According to the American Cancer Society's annual statistics report, cancer death rate has dropped by 22 percent in last the 2 decades in the United States. The report states that there has been a significant drop in cancer induced deaths in almost all states. Southern states have reported the smallest decline - 15% - as compared to the northern states where the drop was quite significant. In terms of numbers, almost a whopping 1.5 million people in US have been spared falling prey to the deadly disease in a span of 20 years.
"The continuing drops we are seeing in cancer mortality are reason to celebrate, but not to stop," said John Seffrin, PhD, chief executive officer of the American Cancer Society. Largely driven by rapid increases in lung cancer deaths among men as a consequence of the tobacco epidemic, the overall cancer death rate rose during most of the 20th century, peaking in 1991.
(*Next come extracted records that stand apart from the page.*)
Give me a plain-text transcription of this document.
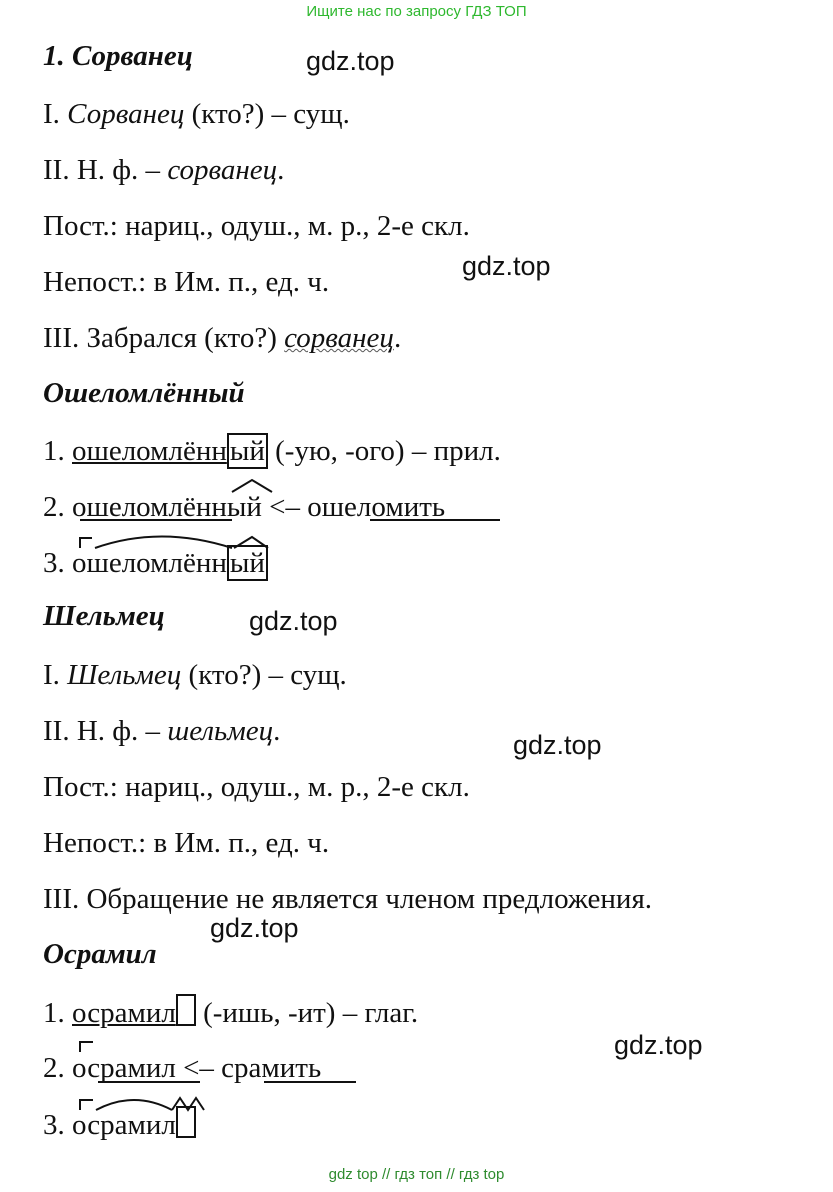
Ищите нас по запросу ГДЗ ТОП
gdz.top
gdz.top
gdz.top
gdz.top
gdz.top
gdz.top
1. Сорванец
I. Сорванец (кто?) – сущ.
II. Н. ф. – сорванец.
Пост.: нариц., одуш., м. р., 2-е скл.
Непост.: в Им. п., ед. ч.
III. Забрался (кто?) сорванец.
Ошеломлённый
1. ошеломлённ ый (-ую, -ого) – прил.
2. ошеломлённый <– ошеломить
3. ошеломлённ ый
Шельмец
I. Шельмец (кто?) – сущ.
II. Н. ф. – шельмец.
Пост.: нариц., одуш., м. р., 2-е скл.
Непост.: в Им. п., ед. ч.
III. Обращение не является членом предложения.
Осрамил
1. осрамил (-ишь, -ит) – глаг.
2. осрамил <– срамить
3. осрамил
gdz top // гдз топ // гдз top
Decline was more prominent in men over women: During the most recent five years (2007-2011), the average annual decline in cancer death rates was slightly larger among men (1.8 per cent) than women (1.4 per cent).
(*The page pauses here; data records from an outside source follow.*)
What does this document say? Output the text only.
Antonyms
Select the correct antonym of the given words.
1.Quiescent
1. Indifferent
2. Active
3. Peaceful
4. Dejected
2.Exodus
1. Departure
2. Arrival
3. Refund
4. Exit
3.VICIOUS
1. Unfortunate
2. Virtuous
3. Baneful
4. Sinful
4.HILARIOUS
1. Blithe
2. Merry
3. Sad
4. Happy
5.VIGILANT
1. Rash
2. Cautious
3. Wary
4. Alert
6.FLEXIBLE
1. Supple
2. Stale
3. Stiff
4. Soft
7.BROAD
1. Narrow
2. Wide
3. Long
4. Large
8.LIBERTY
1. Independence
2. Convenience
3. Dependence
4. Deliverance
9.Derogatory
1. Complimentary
These declines are driven by continued decline in death rates for the four major cancer sites: lung, breast, prostate, and colon.
Lung Cancer: Death rates declined 36 per cent between 1990 and 2011 among males and 11 per cent between 2002 and 2011 among females due to reduced tobacco use.
Breast Cancer: Death rates for breast cancer (among women) are down more than one-third (35 per cent) from peak rates.
Prostate Cancer and others: Prostate and colorectal cancer death rates are each down by nearly half (47 per cent), the report said.
What lead to the decline? The report suggests that the United States has seen this steady decline in the cancer death rate as the result of fewer Americans smoking. Another reason could be advances in cancer prevention, early detection, and treatment.
The future: Despite this, the report also estimated fresh 1,658,370 cancer cases and 589,430 cancer deaths in the US in 2015. Prostate, lung, and colorectal cancers will account for about one-half of all cases in men, with prostate cancer alone accounting for about one-quarter of new diagnoses. The three most commonly diagnosed types of cancer among women in 2015 will be breast, lung, and colorectal cancer, accounting for one-half of all cases in women.